3. The variance in pricing

 

 

ERP systems are usually cost oriented and use fixed/cost prices to plan and project certain things. In commodity industries this approach is too restrained. It is the versatility and the variability in prices that matter and ERP applications have difficulty coping with that. For example capturing or using “to be fixed” pricing structures, or fluid logistic terms have proven to be difficult to manage for ERP systems.

 

CTRM systems solve these “issues” of future priced contracts or variable delivery terms. Commodity Trade and Risk Management systems cater for flexible volumes, prices and delivery dates without such restrictions of ERP systems. Since the orientation of CTRM is on value rather than on cost, it enables companies to make pricing decisions based on value rather than on cost.

 

 

4. The architecture

 

 

Most ERP software systems have a rather linear architecture, such reflecting the structure of the business they support. This means that they follow a certain line of functions and execute transaction according to their structure. Think, for example, a Work Break Down structure, a Bill of Material, a Recipe, or simply a departmental structure of a company. When you would picture such a structure you could imagine a pyramid of rectangular with linear association to each other from beginning to an end. Transactions and value development through the structure would follow a rather predefined and mostly sequential flow.

 

CTRM systems have a unique and far from linear architecture. The architecture needs to cope with the versatility and variance and needs to support creating value from it. One could envisage such as a combination of a diamond type of a structure combined with a spiral funnel. Even though we could observe an initial linearity, transactions and value development through the structure would follow an iterative and unpredicted or even paradox path. This is the essence of a CTRM! The architecture! The Architecture is the core of your system and has to be compatible to the characteristics of your business.

 

 

5. The risk management

 

 

The aforementioned limitations in the structure and capabilties of ERP systems prevent ERP in the most important need of the commodity trading business: managing value and risk.
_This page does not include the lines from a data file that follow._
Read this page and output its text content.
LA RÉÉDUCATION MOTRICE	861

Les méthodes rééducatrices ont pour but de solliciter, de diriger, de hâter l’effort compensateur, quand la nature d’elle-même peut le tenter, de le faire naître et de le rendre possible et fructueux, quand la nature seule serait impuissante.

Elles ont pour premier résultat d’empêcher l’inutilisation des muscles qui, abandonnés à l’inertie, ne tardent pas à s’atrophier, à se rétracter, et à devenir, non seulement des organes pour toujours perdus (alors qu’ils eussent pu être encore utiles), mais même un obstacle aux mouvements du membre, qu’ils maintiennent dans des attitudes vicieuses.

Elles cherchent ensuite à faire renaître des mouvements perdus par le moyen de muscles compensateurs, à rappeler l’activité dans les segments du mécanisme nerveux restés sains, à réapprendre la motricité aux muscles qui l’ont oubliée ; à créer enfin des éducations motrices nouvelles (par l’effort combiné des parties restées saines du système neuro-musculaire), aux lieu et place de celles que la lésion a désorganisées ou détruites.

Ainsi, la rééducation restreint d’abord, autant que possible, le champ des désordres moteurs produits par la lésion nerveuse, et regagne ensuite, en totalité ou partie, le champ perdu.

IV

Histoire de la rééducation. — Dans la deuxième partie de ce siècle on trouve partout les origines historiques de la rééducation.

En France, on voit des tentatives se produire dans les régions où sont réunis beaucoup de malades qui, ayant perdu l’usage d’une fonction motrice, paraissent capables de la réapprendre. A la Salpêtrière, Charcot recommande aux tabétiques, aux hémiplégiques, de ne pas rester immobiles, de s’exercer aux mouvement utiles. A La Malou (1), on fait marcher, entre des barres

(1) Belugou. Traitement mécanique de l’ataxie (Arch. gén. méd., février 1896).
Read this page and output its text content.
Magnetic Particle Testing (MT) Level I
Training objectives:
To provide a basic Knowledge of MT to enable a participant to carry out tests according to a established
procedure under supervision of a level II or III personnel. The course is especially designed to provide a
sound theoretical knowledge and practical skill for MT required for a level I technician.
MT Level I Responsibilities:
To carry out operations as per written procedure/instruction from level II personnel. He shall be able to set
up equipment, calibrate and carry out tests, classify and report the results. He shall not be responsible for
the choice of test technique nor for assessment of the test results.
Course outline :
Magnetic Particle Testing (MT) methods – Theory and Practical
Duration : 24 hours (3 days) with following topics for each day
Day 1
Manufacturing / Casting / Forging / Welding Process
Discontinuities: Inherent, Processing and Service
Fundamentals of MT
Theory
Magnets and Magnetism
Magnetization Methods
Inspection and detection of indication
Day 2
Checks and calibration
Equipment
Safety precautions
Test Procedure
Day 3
Commodity business have critical differences from wholesale or manufacturing or services businesses. They are just not so simple and straightforward!  Even within the commodity industries there are differences. The rules of the game, the terminology, contracts, calendars, trading methodologies are just different for different commodities. But also from company to company. So if an ERP cannot adequately capture transactions, cope with versatility and variance, and supports mainly linear processes, how can it adequately support commodity risk?

 

The functionality of CTRM software overcomes those difficulties in managing your commodity business. These ERP cannot perform efficiently due to its cost orientation and its linear architecture. Managing long/short positions, hedge portfolio’s, variable pricing, forward price curves and a value orientation is the ‘right to exist” for CTRM systems. For a commodity trading business or even a procurement business a CTRM with the right business fit is a prerequisite for short term performance and long term existence. When selecting a CTRM for your business, you better choose a CTRM system that supports the characteristics of the commodities you manage.